Post autor: fancy3 »

Po 7 dniach ? to tylko bóg potrafi takie cuda. Drożdże potrzebują jakiś miesiąc na stworzenie czegoś tak cudownego jak dobre piwo :)

Poczekaj jeszcze trochę i wtedy sprawdź.

Autor tematu
kord284
10
Posty: 13
Rejestracja: niedziela, 27 mar 2011, 19:13
Re: Problem z refermentacją; brewkit

Post autor: kord284 »

Zygmunt pisze:Jakie drożdże? Infekcji nie wyczuwasz?
Drożdże... nie wiem. W torebce dołączonej do brewkita. Brewkit Coopers, jak dotąd nie było problemów. Pracowały przepisowo na fermentacji burzliwej. Przerobiły cukier i klops.
Niki71 pisze:Mała ilość gazu w 7 dni od zabutelkowania to nic nadzwyczajnego. Poza tym po co otwierać niedojrzałe, pracujące jeszcze piwo ?
Jeżeli, jak piszesz, "pracujące jeszcze piwo", to OK. Pytanie, czy drożdże pracują, bo efektów nie widać. Być może faktycznie potrzeba więcej czasu.
Dziękuję za pomocną, wyczerpującą odpowiedź. Bardzo mi pomogłeś(aś) ;)

Autor tematu
kord284
10
Posty: 13
Rejestracja: niedziela, 27 mar 2011, 19:13
Re: Problem z refermentacją; brewkit

Post autor: kord284 »

fancy3 pisze:Po 7 dniach ? to tylko bóg potrafi takie cuda. Drożdże potrzebują jakiś miesiąc na stworzenie czegoś tak cudownego jak dobre piwo :)

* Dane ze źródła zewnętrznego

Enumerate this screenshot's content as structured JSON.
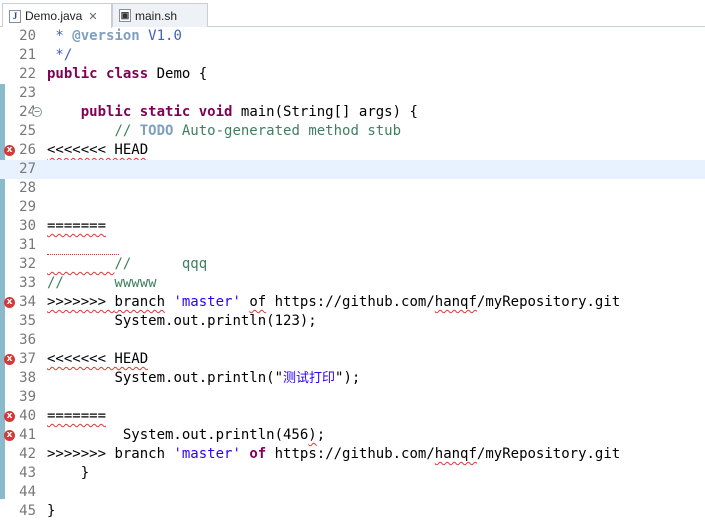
{
  "tabs": [
    {
      "label": "Demo.java",
      "icon": "java-file-icon",
      "icon_glyph": "J",
      "close": "✕"
    },
    {
      "label": "main.sh",
      "icon": "shell-file-icon",
      "icon_glyph": "▣"
    }
  ],
  "lines": {
    "l20": {
      "num": "20",
      "p1": " * ",
      "p2": "@version",
      "p3": " V1.0"
    },
    "l21": {
      "num": "21",
      "p1": " */"
    },
    "l22": {
      "num": "22",
      "kw1": "public",
      "kw2": "class",
      "p1": " Demo {"
    },
    "l23": {
      "num": "23"
    },
    "l24": {
      "num": "24",
      "indent": "    ",
      "kw1": "public",
      "kw2": "static",
      "kw3": "void",
      "p1": " main(String[] args) {",
      "fold": "−"
    },
    "l25": {
      "num": "25",
      "indent": "        ",
      "p1": "// ",
      "p2": "TODO",
      "p3": " Auto-generated method stub"
    },
    "l26": {
      "num": "26",
      "p1": "<<<<<<< HEAD"
    },
    "l27": {
      "num": "27"
    },
    "l28": {
      "num": "28"
    },
    "l29": {
      "num": "29"
    },
    "l30": {
      "num": "30",
      "p1": "======="
    },
    "l31": {
      "num": "31"
    },
    "l32": {
      "num": "32",
      "indent": "        ",
      "p1": "//      qqq"
    },
    "l33": {
      "num": "33",
      "p1": "//      wwwww"
    },
    "l34": {
      "num": "34",
      "p1": ">>>>>>> ",
      "p2": "branch",
      "p3": " ",
      "p4": "'master'",
      "p5": " ",
      "p6": "of",
      "p7": " https://github.com/",
      "p8": "hanqf",
      "p9": "/myRepository.git"
    },
    "l35": {
      "num": "35",
      "indent": "        ",
      "p1": "System.out.println(123);"
    },
    "l36": {
      "num": "36"
    },
    "l37": {
      "num": "37",
      "p1": "<<<<<<< HEAD"
    },
    "l38": {
      "num": "38",
      "indent": "        ",
      "p1": "System.out.println(\"",
      "p2": "测试打印",
      "p3": "\");"
    },
    "l39": {
      "num": "39"
    },
    "l40": {
      "num": "40",
      "p1": "======="
    },
    "l41": {
      "num": "41",
      "indent": "         ",
      "p1": "System.out.println(456",
      "p2": ")",
      "p3": ";"
    },
    "l42": {
      "num": "42",
      "p1": ">>>>>>> ",
      "p2": "branch",
      "p3": " ",
      "p4": "'master'",
      "p5": " ",
      "p6": "of",
      "p7": " https://github.com/",
      "p8": "hanqf",
      "p9": "/myRepository.git"
    },
    "l43": {
      "num": "43",
      "indent": "    ",
      "p1": "}"
    },
    "l44": {
      "num": "44"
    },
    "l45": {
      "num": "45",
      "p1": "}"
    }
  },
  "error_glyph": "x",
  "colors": {
    "keyword": "#7f0055",
    "javadoc": "#3f5fbf",
    "comment": "#3f7f5f",
    "string": "#2a00ff",
    "error": "#d43a35",
    "current_line": "#e8f2fe"
  }
}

Poczekaj jeszcze trochę i wtedy sprawdź.
Może masz rację. Zawsze miałem gaz już po tygodniu, sprawdzałem, przed wyniesieniem do zimnej piwnicy. Ale może tym razem jest inaczej.
Jak radzisz? Potrzymać miesiąc w temperaturze pokojowej, czy wynieść już do zimnej piwnicy?
Awatar użytkownika

Zygmunt
5000
Posty: 5382
Rejestracja: czwartek, 7 maja 2009, 12:55
Podziękował: 39 razy
Otrzymał podziękowanie: 668 razy
Kontakt:
Re: Problem z refermentacją; brewkit

Post autor: Zygmunt »

Jak nie wyczuwasz infekcji, to po prostu go zostaw.
www.destylatorymiedziane.pl
"Zwykle jest tak, że im bardziej wóda śmierdzi drożdżami, pogonami i syfem, tym bardziej producent zasłania się "tradycją", "pracą w gorzelni" albo "dziadkiem bimbrownikiem"

RADEKK
1
Posty: 1
Rejestracja: środa, 25 kwie 2012, 09:05
Re: Problem z refermentacją; brewkit

Post autor: RADEKK »

Cierpliwości. Od kilku lat warzę piwa i zaczynałem od brew-kitów. Teraz już potrafię kupić jęczmień i sam słodować. Prawdę mówiąc pierwszy raz otwieram butelkę po min. 3 tygodniach i to żeby sprawdzić, czy wszystko w porządku. W ciągu 7 dni piwo się nie nagazuje. Jak ma lekki szumek to wszystko jest jak być powinno, ale naprawdę dobre będzie dopiero gdzieś po okresie 1,5 miesiąca.

Autor tematu
kord284
10
Posty: 13
Rejestracja: niedziela, 27 mar 2011, 19:13
Re: Problem z refermentacją; brewkit

Post autor: kord284 »

Dzięki za rady.
Robiłem trzy nastawy, jeden po drugim. Pierwszy pszeniczniak, po fermentacji burzliliwej zlałem od razu do butelek, potrzymałem tydzień w domu i wyniosłem do zimnej piwnicy. Spróbowałem po tygodniu, dobrze nagazowane, w smaku... normalnie, jak na tygodniowe piwo.
Kolejne 2 nastawy zlałem na fermentację cichą. Piwo doskonale się wyklarowało i chyba dlatego słabo pracuje. Otworzyłem dziś to, co stoi w domu. Gaz jest, ale jeszcze za mało, jak na mój gust. Potrzymam jeszcze z tydzień w domu i dopiero wyniosę do piwnicy.
To co po tygodniu leżenia w domu wyniosłem do piwnicy... nie wiem. Zobaczę za tydzień, może dwa. Tam jest chłodno, więc nie sądzę, żeby drożdże już nabiły gaz.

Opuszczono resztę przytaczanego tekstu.